A Cry in the Wilderness
Tim Ljunggren


"God, I"m a wreck! Can you come over?"

The voice on the other end of the telephone was insistent. I had heard it many times before. As usual, I would attempt to take a stand.

"Jillian, that's not a good idea. Why don't we just talk on the phone for a bit?"

There was silence. There's always silence when Jillian is involved. Pregnant pauses that can only mean one of two things: outrage or boredom. I was betting that outrage was keeping her tongue still for a few seconds.

"Fine! Fine! I need you, I'm hurting, and you refuse to be here for me! That just shows me what kind of a person you really are, you bastard!"

Yep. Outrage.

"Look, I'm happy to talk with you on the phone. But I won't come to your apartment. We've already discussed this, remember?"

"But I need you!"

"No you don't. Besides, what would Bill do if he caught us together again? Have you thought about that?"

More silence.

"You're such an asshole," she snarled before she hung up. "A complete and utter asshole."

Guilty as charged. But, for the moment, I was able to keep the wolf at bay through the sheer boredom of my rational responses. She hates to be bored. She hates rationality. She hates tempered responses. She thrives on high infidelities and heavy doses of pathos. I was sorry that I had allowed myself to get involved with her.

So what else is new?

I seem to be attracted to women with a flair for dramatics. Women like Jillian, who wear their emotions on their sleeves. Or on their designer dresses. Or on their beautiful naked bodies.

Maybe I'm just attracted to borderline personality types. Maybe women like Jillian make me feel alive. Their frayed nerves and raw impulses sing to me. Their constant need for attention hooks and reels me in. Just like a toothache that won't go away, the pain that they cause me lets me know that I can still feel something.

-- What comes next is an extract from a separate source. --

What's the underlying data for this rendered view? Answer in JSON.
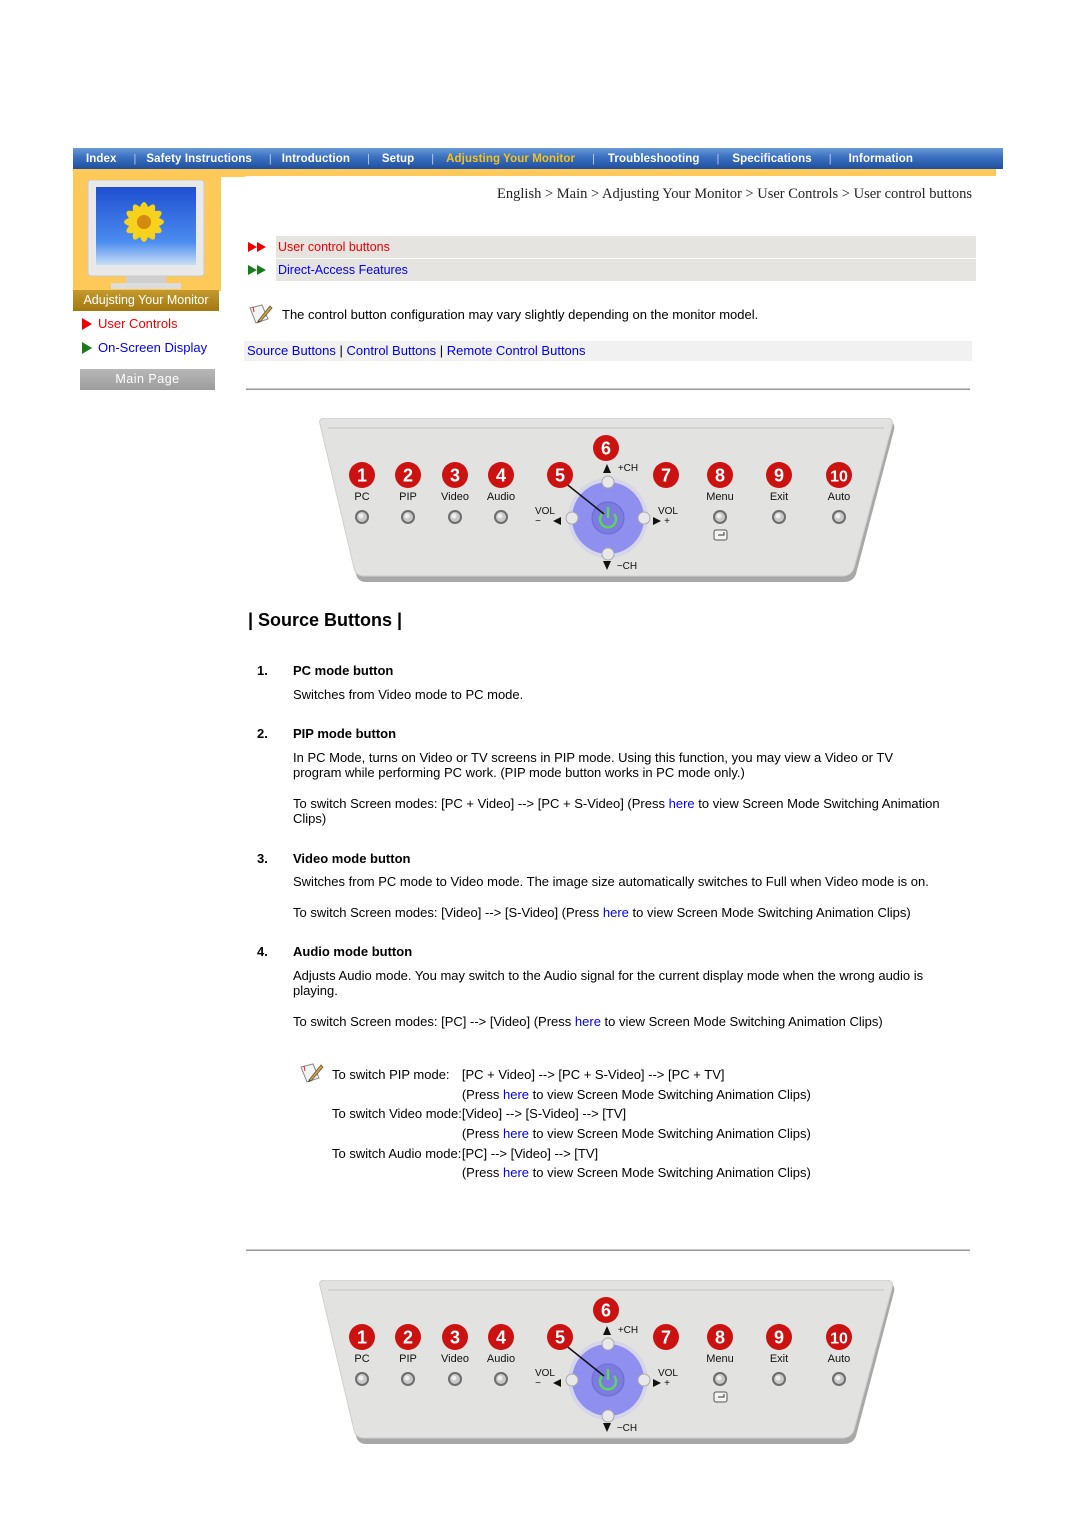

In the end, maybe women like Jillian remind me of my mother. Who knows? Who cares? And who really wants to dive into that sick and perverted morass? Opedius complexes, anyone? No, thank you . . . none today!

Yeah, right . . .

I thought for a moment, and then picked up the telephone receiver. She answered after the very first ring: "Yes?"

"Okay, Jillian . . . you got me. I'll be over in ten minutes. But I can't stay long."

I could actually feel her smile over the phone.

"It doesn't matter how long you stay, my darling," she whispered. "It just matters that you heard my cry in the wilderness."